At the London Games Festival this week, the eGames were announced. Simply put, the eGames will be established as an international eSports competition which will take place during the 2016 Olympic Games in Rio de Janeiero. Unlike other eGaming competitions where competitors can win substantial reward money for their success, winning in the eGames means you will receive national pride and medals.
According to the International eGames Committee (IEGC)’s chief marketing officer,
“In line with other globally established sporting events, the eGames will be a medal only competition, with no prize money, but the opportunity to take home gold for your country.”
Operating with this mindset will most likely prevent the best players from entering, especially since high-payout competitions are where the top-ranked players are most likely to appear.

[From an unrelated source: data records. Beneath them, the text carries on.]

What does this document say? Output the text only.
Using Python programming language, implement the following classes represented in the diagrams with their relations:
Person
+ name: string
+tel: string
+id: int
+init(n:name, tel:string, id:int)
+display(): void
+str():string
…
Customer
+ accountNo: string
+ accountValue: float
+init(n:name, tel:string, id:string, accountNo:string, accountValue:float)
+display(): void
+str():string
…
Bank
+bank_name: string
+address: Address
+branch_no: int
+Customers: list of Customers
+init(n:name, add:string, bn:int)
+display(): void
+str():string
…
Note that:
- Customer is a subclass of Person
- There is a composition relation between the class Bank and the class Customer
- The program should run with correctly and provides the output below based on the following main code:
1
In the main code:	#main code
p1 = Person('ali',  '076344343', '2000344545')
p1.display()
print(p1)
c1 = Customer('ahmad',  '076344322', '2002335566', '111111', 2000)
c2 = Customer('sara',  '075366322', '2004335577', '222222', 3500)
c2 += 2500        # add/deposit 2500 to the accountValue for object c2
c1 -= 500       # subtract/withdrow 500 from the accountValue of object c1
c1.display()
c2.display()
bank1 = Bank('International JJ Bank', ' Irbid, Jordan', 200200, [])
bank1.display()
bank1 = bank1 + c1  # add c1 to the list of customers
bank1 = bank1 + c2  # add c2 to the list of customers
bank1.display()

Besides the lack of financial rewards, the whole idea sounds like a fun concept.
Same time, same place?
But the eGames aren’t tied to the Olympics, so why are they trying so hard to steal their thunder? In fact, that raises a whole slew of concerns. Holding the eGames in the same city, at the same time as the most recognized, global sports event ever sounds like a recipe for disaster. From a marketing perspective, there might be a lot of people interested in competitive gaming, but it is going to be an uphill battle to get Olympic viewers to start watching the eGames instead. And I’m sure there will be a lot of gamers watching the Olympics, why put them into a position where they have to make that choice?

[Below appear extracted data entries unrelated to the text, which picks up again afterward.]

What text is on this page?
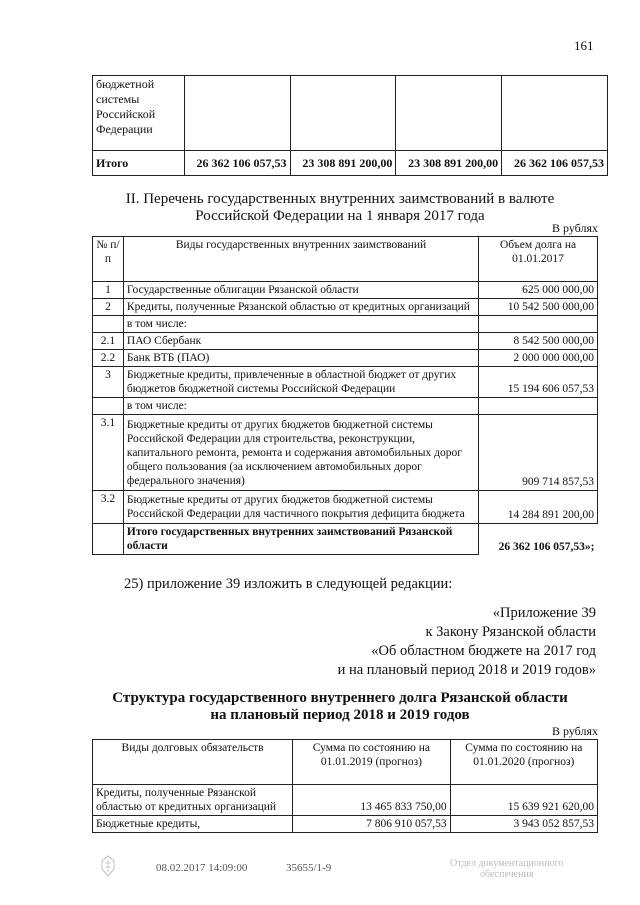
161
бюджетной системы Российской Федерации				
Итого	26 362 106 057,53	23 308 891 200,00	23 308 891 200,00	26 362 106 057,53
II. Перечень государственных внутренних заимствований в валюте
Российской Федерации на 1 января 2017 года
В рублях
№ п/п	Виды государственных внутренних заимствований	Объем долга на 01.01.2017
1	Государственные облигации Рязанской области	625 000 000,00
2	Кредиты, полученные Рязанской областью от кредитных организаций	10 542 500 000,00
	в том числе:	
2.1	ПАО Сбербанк	8 542 500 000,00
2.2	Банк ВТБ (ПАО)	2 000 000 000,00
3	Бюджетные кредиты, привлеченные в областной бюджет от других бюджетов бюджетной системы Российской Федерации	15 194 606 057,53
	в том числе:	
3.1	Бюджетные кредиты от других бюджетов бюджетной системы Российской Федерации для строительства, реконструкции, капитального ремонта, ремонта и содержания автомобильных дорог общего пользования (за исключением автомобильных дорог федерального значения)	909 714 857,53
3.2	Бюджетные кредиты от других бюджетов бюджетной системы Российской Федерации для частичного покрытия дефицита бюджета	14 284 891 200,00
	Итого государственных внутренних заимствований Рязанской области	26 362 106 057,53»;
25) приложение 39 изложить в следующей редакции:
«Приложение 39
к Закону Рязанской области
«Об областном бюджете на 2017 год
и на плановый период 2018 и 2019 годов»
Структура государственного внутреннего долга Рязанской области
на плановый период 2018 и 2019 годов
В рублях
Виды долговых обязательств	Сумма по состоянию на 01.01.2019 (прогноз)	Сумма по состоянию на 01.01.2020 (прогноз)
Кредиты, полученные Рязанской областью от кредитных организаций	13 465 833 750,00	15 639 921 620,00
Бюджетные кредиты,	7 806 910 057,53	3 943 052 857,53
08.02.2017 14:09:00	35655/1-9	Отдел документационного
обеспечения
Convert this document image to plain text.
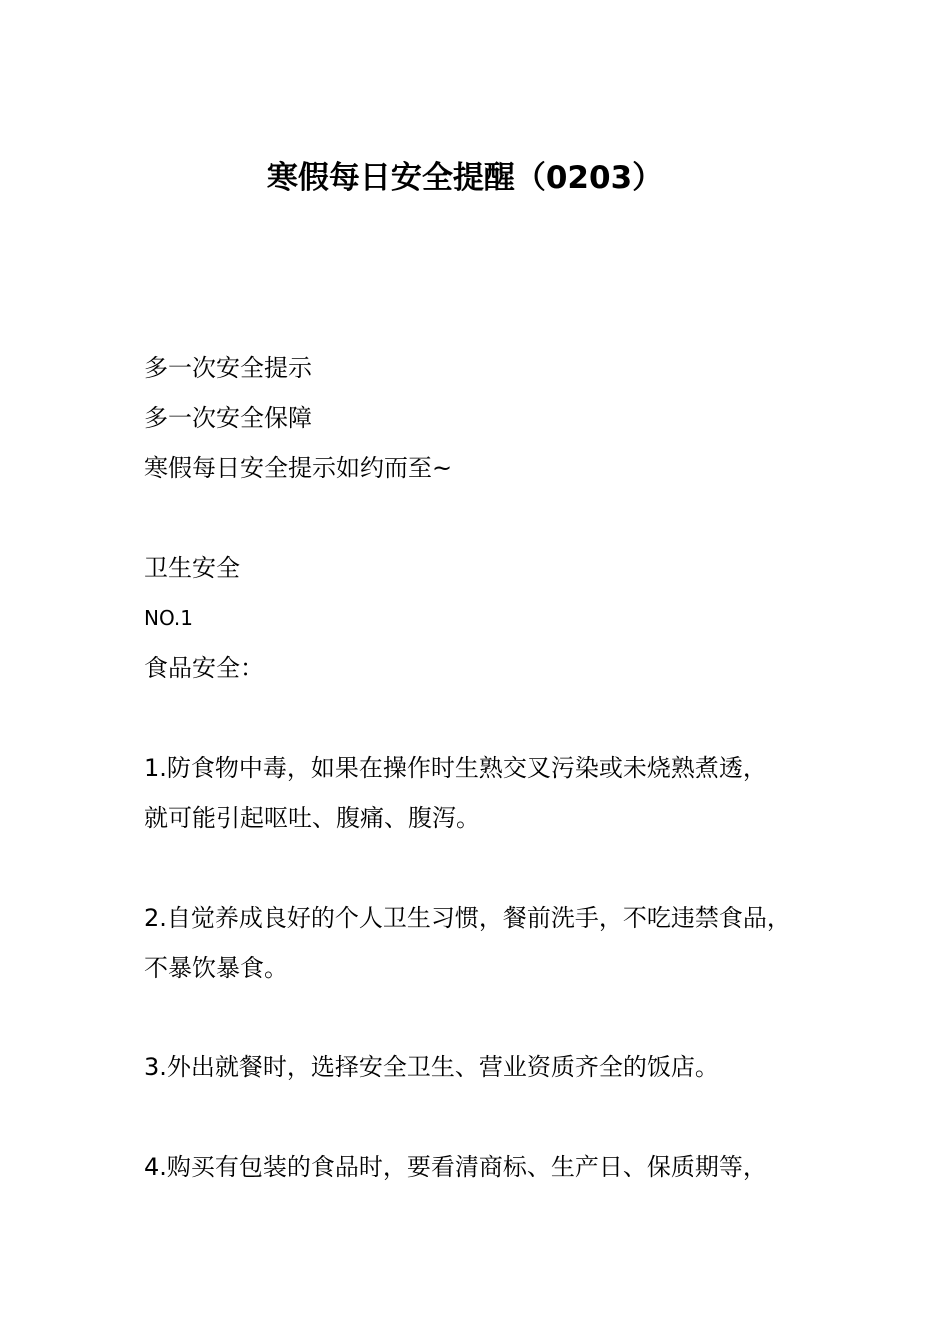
寒假每日安全提醒（0203）
多一次安全提示
多一次安全保障
寒假每日安全提示如约而至~
卫生安全
NO.1
食品安全：
1.防食物中毒，如果在操作时生熟交叉污染或未烧熟煮透，
就可能引起呕吐、腹痛、腹泻。
2.自觉养成良好的个人卫生习惯，餐前洗手，不吃违禁食品，
不暴饮暴食。
3.外出就餐时，选择安全卫生、营业资质齐全的饭店。
4.购买有包装的食品时，要看清商标、生产日、保质期等，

Making crowded cities more crowded
Ignoring the marketing aspect, there are also some social implications of holding the eGames at the same location and time period as the Olympics. Host cities are packed with people and the cities struggle to maintain their infrastructure for the event. While it brings in substantial economic returns for the host city, it’s also a nightmare as far as traffic congestion and pollution are concerned. Adding another big competition to the city will only worsen these problems.
It would make much more sense to hold the eGames at a different time, ideally, on different years from the Olympics. With the degree that host cities advertise the Olympics, the eGames could work with the cities to ensure that their competition would be promoted just as heavily at a different time. This would reduce strain on the host city and likely would also increase the success for the eGames.